Ex-Tour-de-France-Sieger Thomas äußert sich

Die Teams sind aufgeschreckt, insbesondere in der Schweiz waren die Fahrer reihenweise positiv getestet worden. «Wir dachten eigentlich, dass wir all das hinter uns gelassen haben», sagte Geraint Thomas, der Gewinner der Frankreich-Rundfahrt 2018.

Vier Teams verließen wegen der Fälle ganz das Rennen, andere stellten zum Schluss nur noch eine Rumpfmannschaft, wie Bora-hansgrohe. «Ich kreuze die Finger, dass ich kein Corona bekomme», sagte der deutsche Meister Maximilian Schachmann, der bereits zu Beginn des Jahres nach einer Corona-Erkrankung und einem schweren Infekt zurückgeworfen worden war. Seine drei positiv getesteten Kollegen haben laut Denk nur leichte Symptome, «was uns Richtung Tour de France positiv stimmt».

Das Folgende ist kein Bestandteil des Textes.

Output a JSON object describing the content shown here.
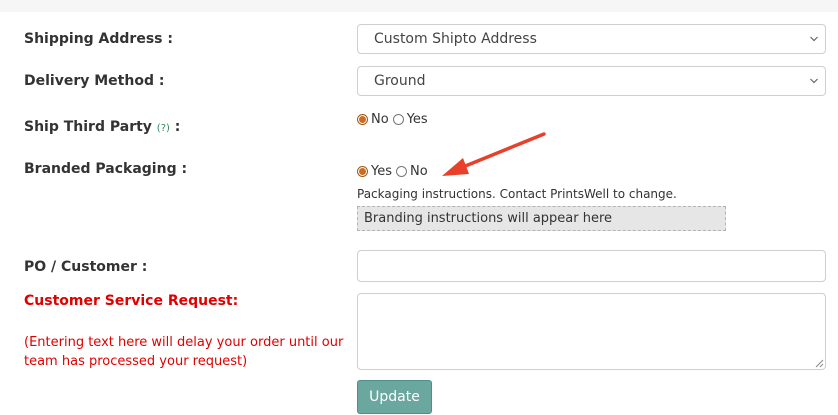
{
  "form": {
    "shipping_address": {
      "label": "Shipping Address :",
      "selected": "Custom Shipto Address"
    },
    "delivery_method": {
      "label": "Delivery Method :",
      "selected": "Ground"
    },
    "ship_third_party": {
      "label": "Ship Third Party",
      "help": "(?)",
      "colon": ":",
      "options": [
        "No",
        "Yes"
      ],
      "selected": "No"
    },
    "branded_packaging": {
      "label": "Branded Packaging :",
      "options": [
        "Yes",
        "No"
      ],
      "selected": "Yes",
      "instructions_label": "Packaging instructions. Contact PrintsWell to change.",
      "instructions_box": "Branding instructions will appear here"
    },
    "po_customer": {
      "label": "PO / Customer :",
      "value": "",
      "placeholder": ""
    },
    "customer_service_request": {
      "label": "Customer Service Request:",
      "note": "(Entering text here will delay your order until our team has processed your request)",
      "value": ""
    },
    "update_button": "Update"
  },
  "colors": {
    "accent_radio": "#d2691e",
    "button": "#6aa89f",
    "warning_text": "#e00000",
    "annotation_arrow": "#e8402a",
    "help_link": "#2e8b57"
  },
  "annotation": {
    "arrow_icon": "red-arrow-icon"
  }
}
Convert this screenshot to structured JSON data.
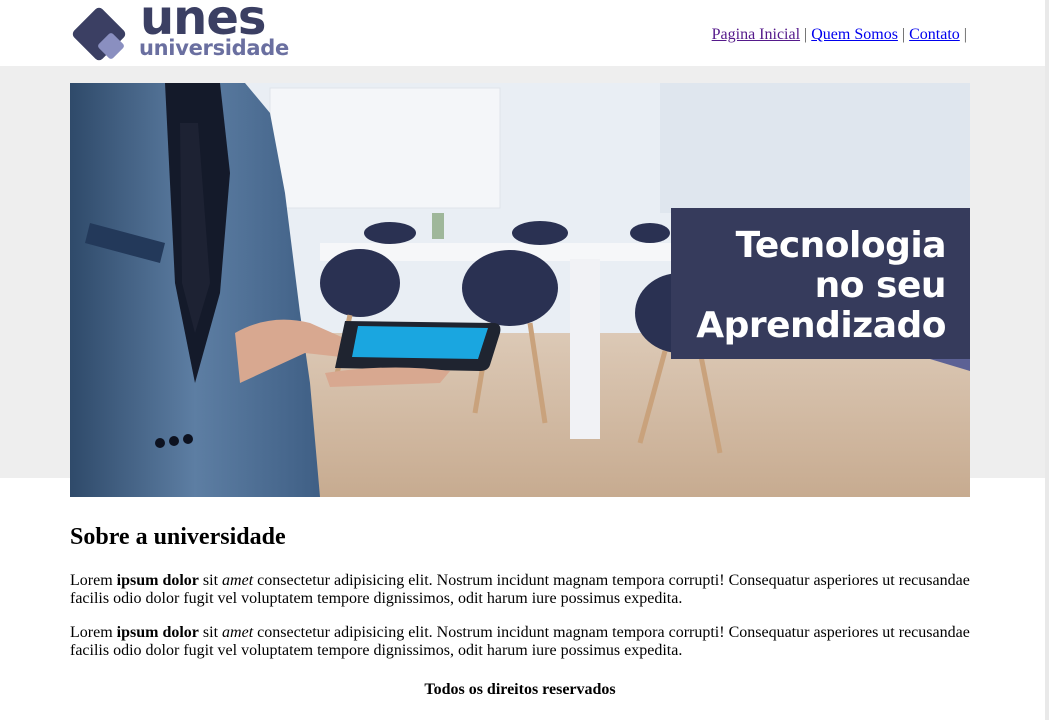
{
  "header": {
    "logo": {
      "name": "unes",
      "subtitle": "universidade"
    },
    "nav": [
      {
        "label": "Pagina Inicial",
        "visited": true
      },
      {
        "label": "Quem Somos",
        "visited": false
      },
      {
        "label": "Contato",
        "visited": false
      }
    ],
    "nav_separator": "|"
  },
  "hero": {
    "caption_lines": [
      "Tecnologia",
      "no seu",
      "Aprendizado"
    ],
    "caption_bg": "#363b5c"
  },
  "main": {
    "title": "Sobre a universidade",
    "paragraphs": [
      {
        "p1": "Lorem ",
        "bold": "ipsum dolor",
        "p2": " sit ",
        "italic": "amet",
        "p3": " consectetur adipisicing elit. Nostrum incidunt magnam tempora corrupti! Consequatur asperiores ut recusandae facilis odio dolor fugit vel voluptatem tempore dignissimos, odit harum iure possimus expedita."
      },
      {
        "p1": "Lorem ",
        "bold": "ipsum dolor",
        "p2": " sit ",
        "italic": "amet",
        "p3": " consectetur adipisicing elit. Nostrum incidunt magnam tempora corrupti! Consequatur asperiores ut recusandae facilis odio dolor fugit vel voluptatem tempore dignissimos, odit harum iure possimus expedita."
      }
    ]
  },
  "footer": {
    "text": "Todos os direitos reservados"
  },
  "colors": {
    "brand": "#3b3f63",
    "brand_light": "#6a6fa0",
    "link": "#0000ee",
    "link_visited": "#551a8b"
  }
}
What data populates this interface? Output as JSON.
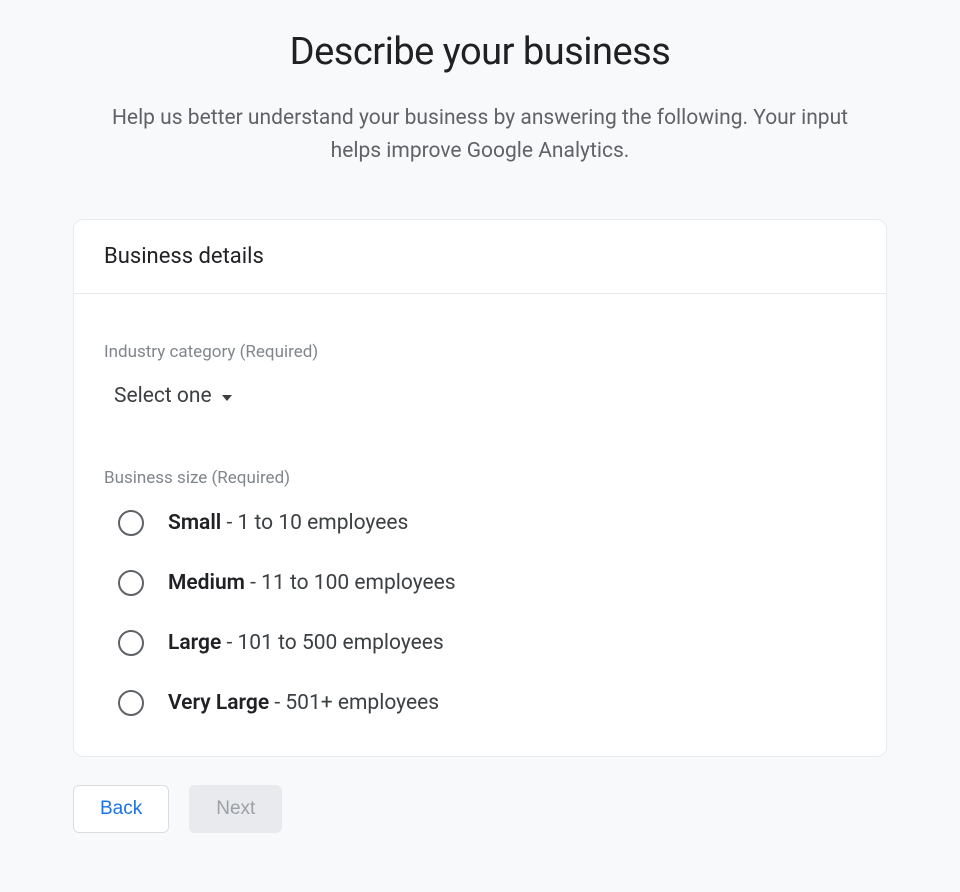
{
  "header": {
    "title": "Describe your business",
    "subtitle": "Help us better understand your business by answering the following. Your input helps improve Google Analytics."
  },
  "card": {
    "title": "Business details",
    "industry": {
      "label": "Industry category (Required)",
      "selected": "Select one"
    },
    "businessSize": {
      "label": "Business size (Required)",
      "options": [
        {
          "name": "Small",
          "desc": " - 1 to 10 employees"
        },
        {
          "name": "Medium",
          "desc": " - 11 to 100 employees"
        },
        {
          "name": "Large",
          "desc": " - 101 to 500 employees"
        },
        {
          "name": "Very Large",
          "desc": " - 501+ employees"
        }
      ]
    }
  },
  "buttons": {
    "back": "Back",
    "next": "Next"
  }
}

Wlassow doch noch zur Tour?

Wlassow war als Mann für die Gesamtwertung bei der Frankreich- Rundfahrt vorgesehen. «Wir haben es nicht aufgegeben. Es besteht schon noch eine Chance. Man muss jetzt mal eine Woche abwarten. Wenn er negativ ist, kann er wieder auf das Rad steigen. Im Moment trainiert er nicht», sagte Denk. Die Tour startet am 1. Juli in Kopenhagen. Hier gibt es alle Etappen im Überblick.

Auch die Mannschaft von Pogacars Rivalen Primoz Roglic war betroffen. Jumbo-Visma verließ nach Corona-Fällen im Team als erstes das Rennen, weshalb nun zunächst kein Fahrer aus dem Schweiz-Aufgebot zu Roglic, der zuletzt das Criterium du Dauphine gewann, ins Trainingslager nach Tignes reisen wird.

Verpflichtende PCR-Tests

Laut Denk müssen alle Fahrer vor dem Tour-Start einen verpflichtenden PCR-Test vorlegen, danach soll wie bereits in den letzten beiden Jahren jeweils an den Ruhetagen getestet werden. Bei den Ausgaben 2020 und 2021 gab es keinen Positiv-Fall, allerdings hatte sich der Tour-Tross damals sehr strikt isoliert und in einer eigenen Blase bewegt. Seit dieser Saison hat der Weltverband UCI die Regeln wieder gelockert.

Bei Bora versuche man, den «gesunden Menschenverstand walten» zu lassen, sagt Denk. «Wenn wir uns wieder vor den Fans, vor den Journalisten isolieren, dann geht irgendwann das Flair des Sports verloren. Da habe ich Bauchschmerzen», meinte Denk. Man müsse sich mit dem Virus arrangieren, erklärt der Teamchef des Raublinger Rennstalls.